Every so often we ended up being closer than we could've imagined. Take the "Russian refugee" example just mentioned. In early 1999, residents of Ivangorod, a Russian city across the river from Narva, wrote a collective appeal to President Boris Yeltsin asking permission to secede from the Russian Federation and join tiny Estonia. Who can blame them? Narva residents, mainly Russians, were at least receiving their pensions and unemployment compensation, while Ivangorod's Russians were getting stiffed by Moscow and were forced to live off their suburban vegetable patches. (In fact, in March 1998 Estonia paid $250,000 in Ivangorod's overdue water bills to Narva.)

So maybe the correct title in August 1998 should have been: "Baltics brace for Russian regions."
Hindsight is foolproof. Up against old headlines, we are all so much wiser, and calmer. Old emotions seem exaggerated, if not frivolous. Take this headline from September 1998: "Landsbergis sends wake-up call to West." The current MEP is quoted in the article as saying, "At the beginning of 1999, five years will have passed since Lithuania handed in an official document asking to be accepted into NATO. What kind of office is it that fails to reply to an essential document for five years?"
You can empathize with the man's frustration. Yet at the same time you want to say, "Hey, Mr. Landsbergis, take it easy! Everything's going to turn out fine. In five more years, you'll be in like flint, and before you know it, NATO jet fighters will be burning rubber at the airbase in Zokniai."

Silly though this knee-jerk reaction may seem, it provides an interesting prism through which we can glimpse events of the future. Look at it this way: How would your typical Georgian respond right now if a time traveler from 2018 arrived to inform that the Caucasian country would, by that year, be a full member of both the European Union and NATO?
The answer: the same way an ordinary Balt would have in 1992 if a traveler from 2004 had suddenly materialized carrying the same information: "You're nuts."

It is not coincidental that we keep mentioning NATO and the EU. For if there has been a leitmotif connecting the past 500 issues of The Baltic Times, it has to be NATO, EU and Russia (and not necessarily in that order). Nor should this surprise any of our readers. The struggles between East and West, between past and future, have never subsided in the Baltic states, and we don't expect they ever will.
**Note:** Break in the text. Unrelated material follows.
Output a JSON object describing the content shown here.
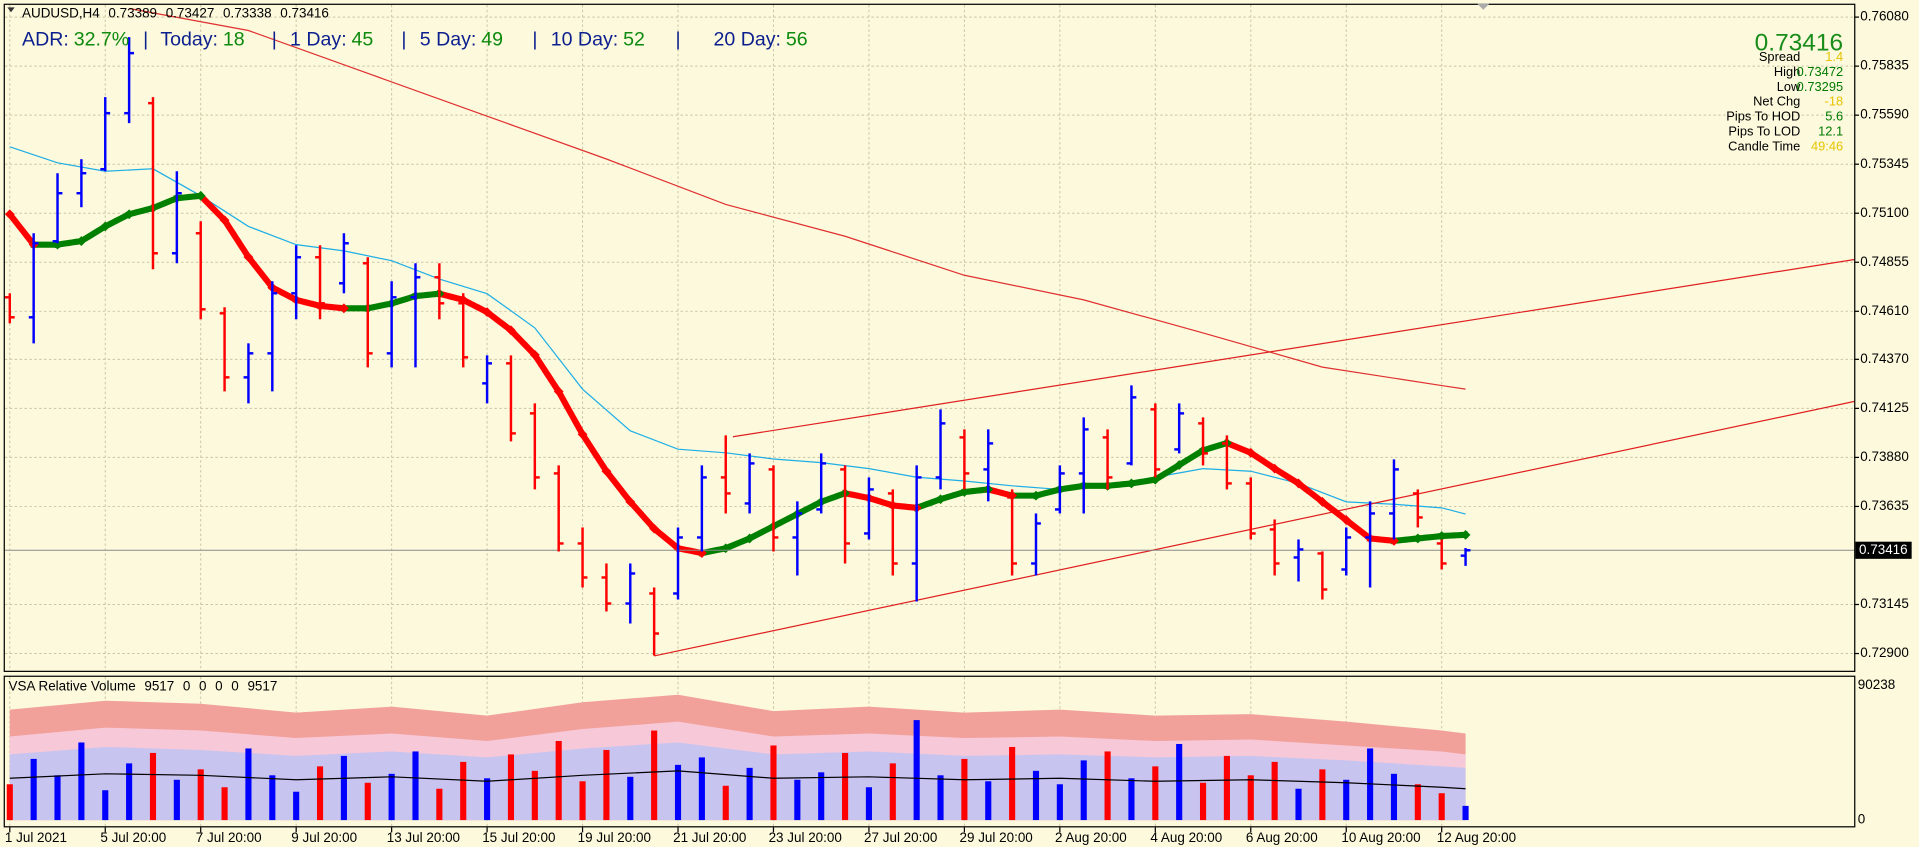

The two alliances also reflect what we learned while doing our archival homework in preparation for this issue: What was unfathomable 10 years ago is quickly reduced to yesterday's news.
Perhaps this, then, is the essence of what it means to live in Eastern Europe 's the idea that, in an environment of rapid change, time moves relentlessly and transforms the realm of the possible.
Regardless, the future holds in store some wonderful headlines. Looking into our secret crystal ball (we keep it in the storage room along with the old Apple Macintoshes the staff used in March 1996), we can see a few no-brainers that will no doubt splash the newsprint one day soon: "Lithuanians toss the litas and embrace the euro"; "Baltic states join the Schengen zone"; and "Latvia scraps Integration Ministry, number of noncitizens less than 10 percent."

A few headlines are less lucid, perhaps due to sheer distance on the timeline, but they flicker through the haze inside our crystal ball: "Estonia overtakes Spain to become 14th wealthiest EU member"; "U.S. scraps visa requirement for Balts," or perhaps, "Vike-Freiberga elected new general secretary of the United Nations." And we can't forget the one that constantly eludes us: "Russia apologizes for deportations, occupation."

Finally, there are those headlines from the realm of fantasy that, while dubious, are fun to ponder: "Lithuanian duo wins Eurovision song contest;" "Estonians learn to talk fast"; or "Castro dies 's winter-weary Balts plan to colonize sunny Cuba." Then there's our personal favorite: "Swiss court convicts Lembergs for massive fraud, Latvia to extradite immediately."
Don't be too quick to laugh. Ten years is a long time, and you can never tell what's going to happen.